Photo Édouard Plante-Fréchette, La Presse

La vieille dame est prise de panique devant la porte vitrée du huitième étage. Elle se bat avec la poignée pour ouvrir la porte verrouillée afin d'avoir de l'aide pour téléphoner. C'est la fille de l'une des pensionnaires de l'étage qui finit par l'aider. La préposée arrive plusieurs secondes plus tard avec nonchalance pour s'assurer que tout va bien. Elle a une clef dans le cou. On peut entrer dans l'aile sans problème, mais on ne peut pas en ressortir sans cette fameuse clef.

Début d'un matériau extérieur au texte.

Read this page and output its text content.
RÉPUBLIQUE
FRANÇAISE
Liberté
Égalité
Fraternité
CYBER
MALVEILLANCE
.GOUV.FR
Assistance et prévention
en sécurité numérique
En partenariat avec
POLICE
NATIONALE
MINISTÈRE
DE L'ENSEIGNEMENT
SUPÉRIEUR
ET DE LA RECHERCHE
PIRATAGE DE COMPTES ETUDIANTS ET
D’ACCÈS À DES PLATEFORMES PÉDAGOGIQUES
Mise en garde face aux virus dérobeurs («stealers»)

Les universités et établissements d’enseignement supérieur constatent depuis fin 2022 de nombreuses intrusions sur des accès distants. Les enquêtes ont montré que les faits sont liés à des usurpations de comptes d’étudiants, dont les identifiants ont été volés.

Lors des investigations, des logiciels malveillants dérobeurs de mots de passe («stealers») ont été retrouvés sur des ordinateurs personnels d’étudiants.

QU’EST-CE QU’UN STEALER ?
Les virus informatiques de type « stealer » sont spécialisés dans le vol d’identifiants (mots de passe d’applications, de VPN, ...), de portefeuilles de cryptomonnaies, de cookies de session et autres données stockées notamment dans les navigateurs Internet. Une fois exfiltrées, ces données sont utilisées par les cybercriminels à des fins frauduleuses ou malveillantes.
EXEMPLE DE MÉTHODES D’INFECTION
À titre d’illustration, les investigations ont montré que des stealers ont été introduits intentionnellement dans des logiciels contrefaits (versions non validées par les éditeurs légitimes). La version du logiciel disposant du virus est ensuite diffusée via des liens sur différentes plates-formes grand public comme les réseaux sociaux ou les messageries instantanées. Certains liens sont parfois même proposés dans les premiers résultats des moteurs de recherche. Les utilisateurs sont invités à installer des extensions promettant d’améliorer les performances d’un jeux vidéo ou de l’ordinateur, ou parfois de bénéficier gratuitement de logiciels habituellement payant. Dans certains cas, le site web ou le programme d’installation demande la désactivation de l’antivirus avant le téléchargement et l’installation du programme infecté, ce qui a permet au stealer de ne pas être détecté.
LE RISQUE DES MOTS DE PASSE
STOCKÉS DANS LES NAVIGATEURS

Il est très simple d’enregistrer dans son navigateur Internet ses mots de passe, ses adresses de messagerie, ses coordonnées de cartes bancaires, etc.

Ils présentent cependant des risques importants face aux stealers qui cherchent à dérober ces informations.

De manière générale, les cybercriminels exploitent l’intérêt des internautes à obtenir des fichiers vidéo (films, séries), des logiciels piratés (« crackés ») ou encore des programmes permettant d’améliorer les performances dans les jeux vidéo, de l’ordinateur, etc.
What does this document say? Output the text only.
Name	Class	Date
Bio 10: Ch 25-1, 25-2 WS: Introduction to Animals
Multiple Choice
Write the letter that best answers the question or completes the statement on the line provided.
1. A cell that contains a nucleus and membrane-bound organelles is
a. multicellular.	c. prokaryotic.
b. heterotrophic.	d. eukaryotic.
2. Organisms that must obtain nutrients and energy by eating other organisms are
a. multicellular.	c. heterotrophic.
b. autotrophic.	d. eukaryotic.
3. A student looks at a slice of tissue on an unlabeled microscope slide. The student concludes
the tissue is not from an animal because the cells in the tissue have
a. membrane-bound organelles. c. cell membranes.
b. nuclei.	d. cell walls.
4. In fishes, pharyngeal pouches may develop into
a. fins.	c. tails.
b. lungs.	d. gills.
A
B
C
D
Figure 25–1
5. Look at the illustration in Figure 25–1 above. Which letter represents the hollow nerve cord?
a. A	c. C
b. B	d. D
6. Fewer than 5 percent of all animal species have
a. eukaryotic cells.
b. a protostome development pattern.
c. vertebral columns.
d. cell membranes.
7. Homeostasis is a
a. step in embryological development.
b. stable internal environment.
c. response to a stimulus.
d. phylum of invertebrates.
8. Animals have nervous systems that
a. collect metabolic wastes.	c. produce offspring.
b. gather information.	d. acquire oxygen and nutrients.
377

Les lieux sont déstabilisants tellement ils sont neufs et vides. Quatre tables avec des chaises droites sont placées au milieu de la pièce centrale servant à la fois de salle à manger, de salle communautaire et de salon. Il n'y a pas de canapé devant le téléviseur haute définition. Pas de décoration à part quatre pots de fleurs en plastique. Dans une armoire, il y a un jeu de Monopoly, deux jeux de cartes, un jeu de serpents et échelles et de la pâte à modeler. Deux personnes âgées aux traits tirés échangent à une table avant d'entreprendre l'activité de prédilection de la résidence, le tour de l'étage.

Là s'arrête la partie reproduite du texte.